Im Frühjahr 1974 war der erste Auftrag meines Mannes in Gabun zu Ende, und wir beschlossen, zwei Monate lang durch die Länder im südlichen Teil Afrikas zu reisen.
In Namibia mieteten wir einen Landrover und fuhren mit ihm kreuz und quer durch die Wüste auf der Suche nach den Halbedelsteinen, die dort überall verstreut in den Dünen liegen sollten. Die Vorgärten in Swakopmund waren mit großen Brocken Rosenquarz eingefasst, die sich die Leute von einem Berg aus Quarz holten - nur wenige Kilometer außerhalb der Stadt in der Wüste.
Wir machten uns auf die Suche nach dem legendären Berg aus rosa Halbedelstein. Nachdem wir die einzige geteerte Straße durch die Wüste verlassen hatten, ging es nur noch ohne Piste kreuz und quer über Stock und Stein. - Vor dem Kühler unseres Wagens führten die Strauße Tänze auf. Sie versuchten mit ihrem Gehüpfe, von ihren Eiern oder von den frisch geschlüpften Küken abzulenken.
Evelyn, unsere kleine Tochter durfte auf dem Schoß ihres Papas den Landrover lenken, denn es war ziemlich egal, wohin das Auto fuhr. Vom Weg abkommen war eh unmöglich, denn es gab keinen.
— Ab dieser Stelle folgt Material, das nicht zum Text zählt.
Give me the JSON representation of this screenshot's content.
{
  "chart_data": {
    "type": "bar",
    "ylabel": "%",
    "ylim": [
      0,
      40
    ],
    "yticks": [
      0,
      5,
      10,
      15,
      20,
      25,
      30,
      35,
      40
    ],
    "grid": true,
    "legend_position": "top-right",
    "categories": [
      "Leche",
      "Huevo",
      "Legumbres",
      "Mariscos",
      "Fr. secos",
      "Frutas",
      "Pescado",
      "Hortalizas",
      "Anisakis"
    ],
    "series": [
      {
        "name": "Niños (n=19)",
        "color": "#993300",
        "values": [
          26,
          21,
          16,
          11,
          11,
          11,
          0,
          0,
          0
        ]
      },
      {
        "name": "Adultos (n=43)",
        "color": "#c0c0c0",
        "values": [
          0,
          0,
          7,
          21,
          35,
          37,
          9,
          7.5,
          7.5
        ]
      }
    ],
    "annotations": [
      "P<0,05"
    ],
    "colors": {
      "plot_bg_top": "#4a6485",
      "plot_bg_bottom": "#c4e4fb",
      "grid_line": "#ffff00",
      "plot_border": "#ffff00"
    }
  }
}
Auf einer dieser Touren in der Nähe der berüchtigten Skelett Küste entdeckte unser 6 jähriger Sohn bei der Suche nach Turmalinen, die es dort gab, ein seltsames Tier im Sand. Er brachte es mir mit den Worten „Schau mal, Mami, die Eidechse kann ihre Farbe wechseln“.
Das seltsame Wesen entpuppte sich als Chamäleon. Es saß friedlich auf meiner Hand und schaute mich mit seinen hervorquellenden Kugelaugen erstaunt an. Jedes Auge konnte in eine andere Richtung schauen. Während das rechte Auge am Himmel nach angreifenden Vögeln suchte, blickte das linke auf den Boden, um eventuelle Feinde ausfindig zu machen.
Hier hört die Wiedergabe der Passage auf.